カステル都市群:アルテア:カステル都市群総合原子研究所:データセンター:内部
「……なんだ、ここは……」
そこには無数の資料棚が並んでいた。棚は天井近くまで積み上げられ、その枠という枠にファイルケースが詰められている。
整然と並べられた紙の資料。そして壁一面を埋め尽くす保管ラック。それらが視界を埋め尽くす。そしてその中には研究データ、実験記録、解析結果、運転ログと言ったありとあらゆる情報が保管されていた。
その様子は、まるで巨大な図書館そのものだった。
「ここ……紙でデータを保管していたのか……?」
今の時代では到底考えられない光景だった。いや、ずっと昔でさえ、ここまで膨大な量の情報を紙だけで保存することは珍しかったはずだ。
俺は近くの棚から一冊のファイルを取り出した。表紙には埃が厚く積もり、指でなぞると白い筋が残る。

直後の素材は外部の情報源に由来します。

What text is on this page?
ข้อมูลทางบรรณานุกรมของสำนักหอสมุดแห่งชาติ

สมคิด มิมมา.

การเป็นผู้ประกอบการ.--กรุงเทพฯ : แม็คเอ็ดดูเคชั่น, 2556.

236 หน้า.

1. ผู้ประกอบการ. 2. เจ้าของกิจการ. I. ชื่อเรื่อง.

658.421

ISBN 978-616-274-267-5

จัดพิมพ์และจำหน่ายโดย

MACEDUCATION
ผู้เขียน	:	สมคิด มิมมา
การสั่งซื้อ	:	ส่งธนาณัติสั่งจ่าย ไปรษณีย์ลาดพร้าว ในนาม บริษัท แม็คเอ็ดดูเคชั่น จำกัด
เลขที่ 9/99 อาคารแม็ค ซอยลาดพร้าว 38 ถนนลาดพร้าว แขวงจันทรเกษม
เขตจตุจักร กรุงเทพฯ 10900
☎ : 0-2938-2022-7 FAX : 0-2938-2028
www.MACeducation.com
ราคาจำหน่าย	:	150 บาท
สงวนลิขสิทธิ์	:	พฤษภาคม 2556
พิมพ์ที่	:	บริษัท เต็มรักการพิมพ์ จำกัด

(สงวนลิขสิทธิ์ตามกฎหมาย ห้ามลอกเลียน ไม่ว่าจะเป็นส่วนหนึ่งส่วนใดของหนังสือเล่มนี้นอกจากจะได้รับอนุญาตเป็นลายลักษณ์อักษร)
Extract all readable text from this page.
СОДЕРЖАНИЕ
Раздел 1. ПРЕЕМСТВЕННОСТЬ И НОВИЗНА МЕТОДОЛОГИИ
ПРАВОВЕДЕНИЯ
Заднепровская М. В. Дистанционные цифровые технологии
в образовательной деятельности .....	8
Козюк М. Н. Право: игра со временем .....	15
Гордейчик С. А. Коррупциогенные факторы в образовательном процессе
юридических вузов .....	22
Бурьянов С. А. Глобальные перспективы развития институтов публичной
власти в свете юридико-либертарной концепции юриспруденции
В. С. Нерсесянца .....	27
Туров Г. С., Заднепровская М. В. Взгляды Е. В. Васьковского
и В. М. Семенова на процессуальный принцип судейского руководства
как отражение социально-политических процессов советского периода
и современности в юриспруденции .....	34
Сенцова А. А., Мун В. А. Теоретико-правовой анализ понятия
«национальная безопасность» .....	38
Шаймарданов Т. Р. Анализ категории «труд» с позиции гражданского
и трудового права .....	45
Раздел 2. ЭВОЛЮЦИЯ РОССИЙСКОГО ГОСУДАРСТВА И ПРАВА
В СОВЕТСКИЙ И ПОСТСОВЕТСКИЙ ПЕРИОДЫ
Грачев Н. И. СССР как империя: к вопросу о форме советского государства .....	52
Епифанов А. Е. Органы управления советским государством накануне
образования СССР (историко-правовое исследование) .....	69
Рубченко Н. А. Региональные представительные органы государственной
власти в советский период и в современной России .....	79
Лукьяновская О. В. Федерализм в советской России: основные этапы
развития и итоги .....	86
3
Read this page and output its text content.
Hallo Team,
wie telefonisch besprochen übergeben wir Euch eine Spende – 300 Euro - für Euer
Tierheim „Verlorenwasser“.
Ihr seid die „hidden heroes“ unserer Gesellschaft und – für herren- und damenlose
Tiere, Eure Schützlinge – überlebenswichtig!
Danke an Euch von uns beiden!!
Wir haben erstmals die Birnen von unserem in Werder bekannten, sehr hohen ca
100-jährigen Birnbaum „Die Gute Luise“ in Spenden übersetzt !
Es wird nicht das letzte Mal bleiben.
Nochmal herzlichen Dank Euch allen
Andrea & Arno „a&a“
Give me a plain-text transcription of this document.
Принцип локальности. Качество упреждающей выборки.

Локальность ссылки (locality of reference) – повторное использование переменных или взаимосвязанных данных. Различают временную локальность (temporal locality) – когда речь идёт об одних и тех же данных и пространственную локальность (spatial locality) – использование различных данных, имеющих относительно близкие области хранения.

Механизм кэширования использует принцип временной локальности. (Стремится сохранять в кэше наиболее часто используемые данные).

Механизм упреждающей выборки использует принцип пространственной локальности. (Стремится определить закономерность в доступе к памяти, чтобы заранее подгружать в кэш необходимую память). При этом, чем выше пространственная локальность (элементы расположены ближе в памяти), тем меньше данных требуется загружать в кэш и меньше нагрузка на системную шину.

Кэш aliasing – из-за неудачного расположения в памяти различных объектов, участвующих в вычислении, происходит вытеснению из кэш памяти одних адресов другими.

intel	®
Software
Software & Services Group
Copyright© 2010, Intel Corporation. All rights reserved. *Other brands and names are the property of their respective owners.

ページをめくって内容を読もうとした。しかし内容より先にその違和感がやってくる。指先に伝わる感触は普通の紙と全く違った。しなやかさを持ちながらも、薄い樹脂板のような強度を持っていた。
「……何だこれ。本当に紙なのか?」
「長期保存に特化した高強度の紙ですね」
Alphaはさらに説明を続ける。
「セルロース繊維に高分子樹脂を混合した複合記録媒体だと思われます。耐水性、耐熱性を有し、適切な環境下では数百年以上の保存が可能です」
「数百年か……ここの責任者はこうなる可能性を想定していたのか?」
「その可能性もありますね。一度このようなことが起きてしまえばデータの復旧は時間が経つほど難しくなります。だからこそこうやって紙でデータを保管したのかもしれませんね」
俺は手にしていたファイルを元の棚へ戻した。ここにある資料すべてを読み切ることなど不可能だ。今の俺に必要なのは、この研究所で何が起きたのか、そのことが記されている記録だ。
俺は、複数の棚を見ながら一番新しい記録が残っている棚へと向かった。だがいくら探しても見つかることは無かった。
「紙の資料として残してるならわざわざ残せる時間は残っていないか…」
ここで最後に起きたことは、推察することしかできない。そう考え、俺が資料棚から離れようとした時だった。
「記録を自動で印刷する装置を発見しました」
突然、Alphaがそう告げた。俺は足を止める。
「自動印刷?リアルタイムで記録するためか?…」
「はい。この施設では、実験データなどを一定間隔で紙媒体へ出力していた可能性があります。発見した装置の位置を表示します」
そして、視界の端には場所を示す青いマーカーが浮かび上がった。
俺はその案内に従い、資料室のさらに奥へと進んでいく。棚の間を抜け、奥へ進み続けると部屋の隅に半ば壁へ埋もれるようにして設置された大型の装置が姿を現した。
辺りには、あの時に見た質感の違う紙が大量に並べられていた。そしてそのどれもに実験の記録が記されている。
俺はその中で一番新しい実験記録の束を手に取り、読み始めた。そこには当時の時刻と共に、機械的な文字が延々と印字されていた。